Unlike my thesis readers, who may or may not have made it through all 244 pages, you get to experience the condensed version. The full PDF is here, if you’re into reading and citations.

Participatory Aid
People are using information and communication technologies (like the internet) to help each other in times of crisis (natural or man-made). This trend is the evolution of a concept known as “mutual aid”, introduced by Russian polymath Peter Kropotkin in 1902 in his argument that our natural sociable inclinations towards cooperation and mutual support are underserved by capitalism’s exclusive focus on the self-interested individual. My own reaction is to the bureaucracy’s underserving of informal and public-led solutions.
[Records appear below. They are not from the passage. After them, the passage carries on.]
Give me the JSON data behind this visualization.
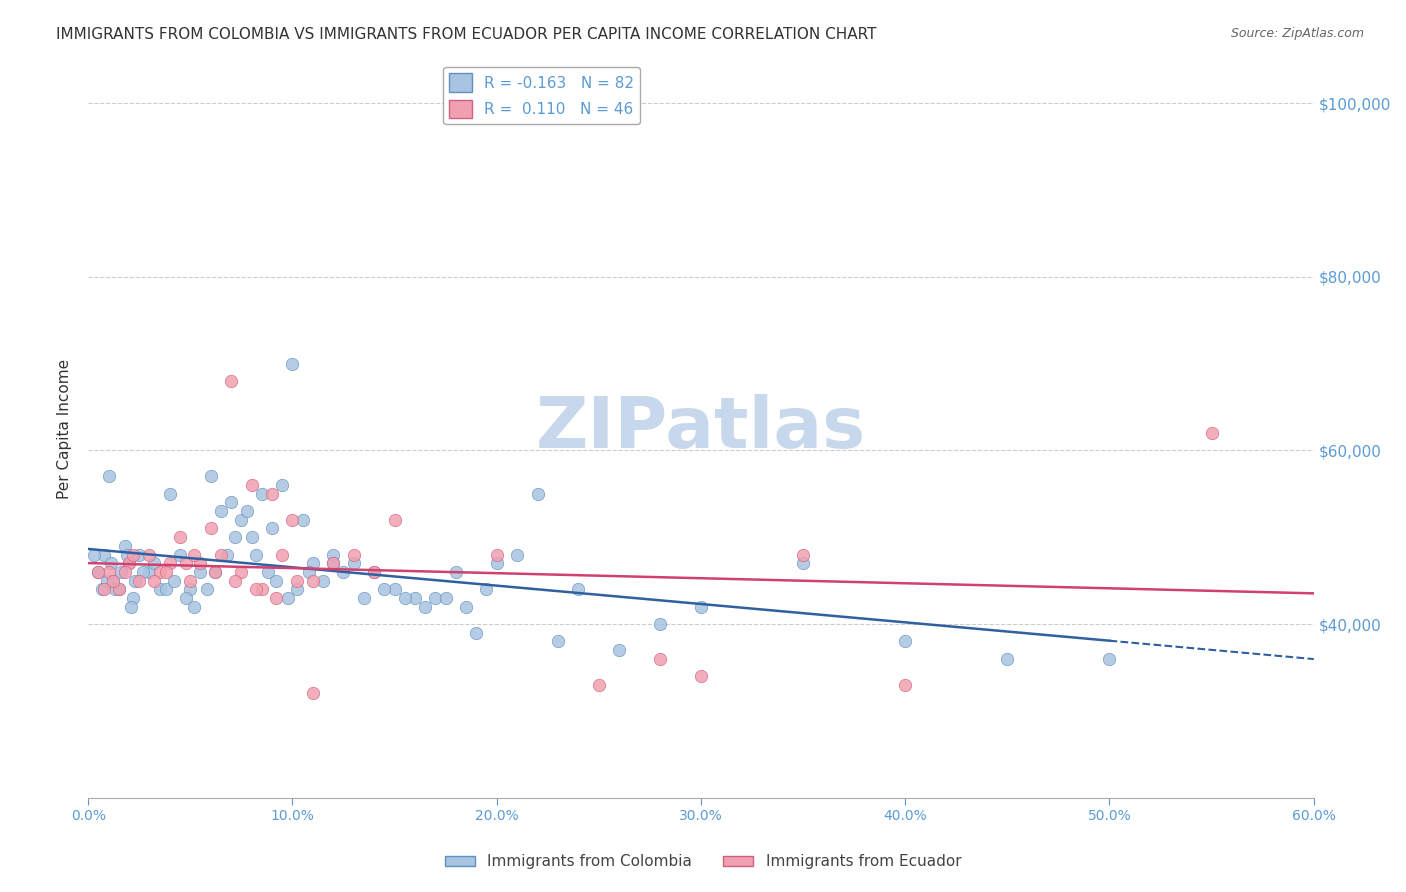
{
  "title": "IMMIGRANTS FROM COLOMBIA VS IMMIGRANTS FROM ECUADOR PER CAPITA INCOME CORRELATION CHART",
  "source": "Source: ZipAtlas.com",
  "ylabel": "Per Capita Income",
  "xlabel": "",
  "xlim": [
    0.0,
    0.6
  ],
  "ylim": [
    20000,
    105000
  ],
  "yticks": [
    40000,
    60000,
    80000,
    100000
  ],
  "ytick_labels": [
    "$40,000",
    "$60,000",
    "$80,000",
    "$100,000"
  ],
  "xticks": [
    0.0,
    0.1,
    0.2,
    0.3,
    0.4,
    0.5,
    0.6
  ],
  "xtick_labels": [
    "0.0%",
    "10.0%",
    "20.0%",
    "30.0%",
    "40.0%",
    "50.0%",
    "60.0%"
  ],
  "colombia_color": "#a8c4e0",
  "ecuador_color": "#f0a0b0",
  "colombia_edge": "#6090c0",
  "ecuador_edge": "#d06080",
  "trend_colombia_color": "#3060a0",
  "trend_ecuador_color": "#d04070",
  "colombia_R": -0.163,
  "colombia_N": 82,
  "ecuador_R": 0.11,
  "ecuador_N": 46,
  "watermark": "ZIPatlas",
  "watermark_color": "#c8d8ec",
  "colombia_scatter_x": [
    0.02,
    0.015,
    0.025,
    0.03,
    0.01,
    0.008,
    0.012,
    0.018,
    0.022,
    0.035,
    0.04,
    0.045,
    0.05,
    0.055,
    0.06,
    0.065,
    0.07,
    0.075,
    0.08,
    0.085,
    0.09,
    0.095,
    0.1,
    0.105,
    0.11,
    0.115,
    0.12,
    0.125,
    0.13,
    0.14,
    0.15,
    0.16,
    0.17,
    0.18,
    0.19,
    0.2,
    0.22,
    0.24,
    0.26,
    0.28,
    0.3,
    0.35,
    0.4,
    0.45,
    0.5,
    0.003,
    0.005,
    0.007,
    0.009,
    0.011,
    0.013,
    0.016,
    0.019,
    0.021,
    0.023,
    0.027,
    0.032,
    0.038,
    0.042,
    0.048,
    0.052,
    0.058,
    0.062,
    0.068,
    0.072,
    0.078,
    0.082,
    0.088,
    0.092,
    0.098,
    0.102,
    0.108,
    0.12,
    0.135,
    0.145,
    0.155,
    0.165,
    0.175,
    0.185,
    0.195,
    0.21,
    0.23
  ],
  "colombia_scatter_y": [
    47000,
    44000,
    48000,
    46000,
    57000,
    48000,
    45000,
    49000,
    43000,
    44000,
    55000,
    48000,
    44000,
    46000,
    57000,
    53000,
    54000,
    52000,
    50000,
    55000,
    51000,
    56000,
    70000,
    52000,
    47000,
    45000,
    48000,
    46000,
    47000,
    46000,
    44000,
    43000,
    43000,
    46000,
    39000,
    47000,
    55000,
    44000,
    37000,
    40000,
    42000,
    47000,
    38000,
    36000,
    36000,
    48000,
    46000,
    44000,
    45000,
    47000,
    44000,
    46000,
    48000,
    42000,
    45000,
    46000,
    47000,
    44000,
    45000,
    43000,
    42000,
    44000,
    46000,
    48000,
    50000,
    53000,
    48000,
    46000,
    45000,
    43000,
    44000,
    46000,
    47000,
    43000,
    44000,
    43000,
    42000,
    43000,
    42000,
    44000,
    48000,
    38000
  ],
  "ecuador_scatter_x": [
    0.01,
    0.015,
    0.02,
    0.025,
    0.03,
    0.035,
    0.04,
    0.045,
    0.05,
    0.055,
    0.06,
    0.065,
    0.07,
    0.075,
    0.08,
    0.085,
    0.09,
    0.095,
    0.1,
    0.11,
    0.12,
    0.13,
    0.14,
    0.15,
    0.2,
    0.25,
    0.28,
    0.3,
    0.35,
    0.4,
    0.55,
    0.005,
    0.008,
    0.012,
    0.018,
    0.022,
    0.032,
    0.038,
    0.048,
    0.052,
    0.062,
    0.072,
    0.082,
    0.092,
    0.102,
    0.11
  ],
  "ecuador_scatter_y": [
    46000,
    44000,
    47000,
    45000,
    48000,
    46000,
    47000,
    50000,
    45000,
    47000,
    51000,
    48000,
    68000,
    46000,
    56000,
    44000,
    55000,
    48000,
    52000,
    45000,
    47000,
    48000,
    46000,
    52000,
    48000,
    33000,
    36000,
    34000,
    48000,
    33000,
    62000,
    46000,
    44000,
    45000,
    46000,
    48000,
    45000,
    46000,
    47000,
    48000,
    46000,
    45000,
    44000,
    43000,
    45000,
    32000
  ],
  "colombia_marker_size": 80,
  "ecuador_marker_size": 80,
  "background_color": "#ffffff",
  "grid_color": "#cccccc",
  "axis_color": "#5b9bd5",
  "tick_color": "#5b9bd5",
  "title_color": "#333333"
}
The practice of mutual aid has been greatly accelerated and extended by the internet’s global reach. I introduce the term “participatory aid” to describe the new reality where people all over the planet can participate in providing aid in various forms to their fellow humans. In many of these cases, that aid is mediated at least partially by technology, rather than exclusively by formal aid groups.

Formal aid groups like the UN and Red Cross are facing disintermediation not entirely unlike we’ve seen in the music, travel, and news industries. Members of the public are increasingly turning towards direct sources in crises rather than large, bureaucratic intermediaries. Information is increasingly likely to originate from people on the ground in those places rather than news companies, and there is a rich and growing number of ways to help, as well.